Primo, l’écriture inclusive existait déjà avant qu’on en parle. Mais au lieu du point médian, on mettait des parenthèses et personne ne venait faire marner celui ou celle qui incluait de cette manière le féminin dans un masculin. Je pense que ce qui enquiquine les rétif.ve.s comme moi, c’est l’institutionnalisation du bazar, voire la récup politique.
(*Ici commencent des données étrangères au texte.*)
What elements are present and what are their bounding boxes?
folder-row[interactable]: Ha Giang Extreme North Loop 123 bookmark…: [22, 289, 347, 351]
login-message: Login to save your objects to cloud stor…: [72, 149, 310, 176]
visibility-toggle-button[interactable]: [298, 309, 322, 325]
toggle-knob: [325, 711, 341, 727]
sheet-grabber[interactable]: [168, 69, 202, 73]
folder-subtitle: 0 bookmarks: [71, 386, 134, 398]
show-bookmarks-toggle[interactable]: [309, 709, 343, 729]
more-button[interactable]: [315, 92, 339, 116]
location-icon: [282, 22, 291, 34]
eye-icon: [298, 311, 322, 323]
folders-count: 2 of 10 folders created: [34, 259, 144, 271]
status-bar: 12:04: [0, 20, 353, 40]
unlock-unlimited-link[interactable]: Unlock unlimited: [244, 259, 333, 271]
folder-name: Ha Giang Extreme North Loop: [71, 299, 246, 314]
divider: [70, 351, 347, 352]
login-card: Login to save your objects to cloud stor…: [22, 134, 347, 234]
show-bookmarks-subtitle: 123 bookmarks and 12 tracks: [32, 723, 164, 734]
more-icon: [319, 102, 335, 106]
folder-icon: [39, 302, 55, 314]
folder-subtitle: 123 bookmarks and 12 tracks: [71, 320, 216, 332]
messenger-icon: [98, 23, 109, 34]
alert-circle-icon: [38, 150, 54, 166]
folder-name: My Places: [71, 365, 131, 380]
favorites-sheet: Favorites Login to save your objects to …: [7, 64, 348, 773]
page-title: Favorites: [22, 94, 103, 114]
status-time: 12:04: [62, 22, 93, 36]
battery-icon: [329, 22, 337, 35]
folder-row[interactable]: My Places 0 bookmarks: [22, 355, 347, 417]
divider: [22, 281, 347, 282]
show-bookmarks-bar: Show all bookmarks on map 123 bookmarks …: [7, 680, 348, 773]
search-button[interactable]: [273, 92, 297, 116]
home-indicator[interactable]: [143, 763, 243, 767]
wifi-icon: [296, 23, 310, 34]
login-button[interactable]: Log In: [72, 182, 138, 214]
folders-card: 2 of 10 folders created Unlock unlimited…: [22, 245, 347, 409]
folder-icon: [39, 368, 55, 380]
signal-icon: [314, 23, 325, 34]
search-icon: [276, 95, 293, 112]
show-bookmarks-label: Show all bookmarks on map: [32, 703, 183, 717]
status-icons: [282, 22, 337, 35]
En outre, puisque c’est une forme écrite uniquement et que toute nouveauté linguistique ne s’installe que par la rentabilité d’un usage à l’oral (et à l’inverse, toute règle qui disparaît le fait en conséquence d’un faible rendement à l’oral), il y a peu de risque que l’écriture inclusive modifie profondément la langue française.

Deuxio, beaucoup gesticulent sur l’invasion des anglicismes dans le français. Ben, fut un temps, la langue française a été toute grande ouverte par effet de mode également aux italianismes, et il s’en trouvait aussi pour le déplorer... au bout du compte, la langue s’en est bien tirée. Le fait que la langue française s’enrichisse en absorbant un peu de celles qu’elle côtoie est signe de vie et de force. Par ailleurs, nombre d’anglicismes sont en fait d’origine française : cherchez un peu l’origine des mots "budget", "coach" ou "spoiler". Il y en a des dizaines comme eux.

Enfin, on est, et moi le premier, chagriné de ce qu’on perçoit comme l’appauvrissement du français. Pourtant, même cela, il faut le remettre en perspective : si l’on faisait lire ou entendre le français contemporain le plus fin, le plus littéraire à des représentants du français le plus fin, le plus littéraire d’il y a 400 ans, ces derniers seraient horrifiés de la même manière qu’on peut l’être devant la façon de parler ou d’écrire des jeunes d’aujourd’hui. Prenez par exemple la diphtongue "oi" qui se prononçait [wé] en ancien français à la cour du "roué". Aujourd’hui, on n’entend plus cette prononciation que rarement dans les coins reculés de la campagne française... Ce qui est d’autant plus difficile aujourd’hui pour nos esprits vieillissants et réac, c’est qu’une évolution qui prenait plusieurs siècles avant n’a besoin que d’une génération pour être assimilée dans la langue de nos jours.

S’il y a des raisons de s’inquiéter, elles ne sont pas là selon moi, mais davantage dans la volonté structurelle d’appauvrir l’éducation et d’affaiblir l’esprit critique des générations futures. Si appauvrissement il y a, c’est celui des enseignements du primaire et du secondaire. C’est celui de la lecture aussi : on vit, comme l’a dit JM Bourget dans son dernier article paru sur le GS, dans un monde où il devient plus facile d’écrire des livres ineptes que d’en lire de fabuleux. La mise à l’écart du livre, son élitisation au profit de l’écran est le danger réel qui menace la langue française et la société en général. Et l’écriture inclusive est bel et bien un autre de ces nonos qu’on nous lance à intervalle régulier pour nous occuper à des choses futiles.

09/06/2019 18:34 par LM

Apprenez l’IDO, lu est le pronom tous genres, ilu, elu, olu, si on éprouve le besoin de préciser. Même pour les transgenres, lu est le pronom normal. Les noms, verbes, adjectifs n’ont pas de genre. Tous les noms pluriels se terminent par i comme certains mots italiens.

Je signale qu’à l’oral les noms en français ne marquent pas le pluriel, sauf un nombre infime d’exceptions. On peut supprimer aussi a l’écrit, toutes les marques de pluriel des noms et adjectifs (sauf un nombre infime).

Enin pour ceux qui confondent le sexe des êtres et le genre gramatical, signalons que c’est le genre fémitif qui determine l’écriture du mascutif : blanc et non blan, blant ou blans car blanche.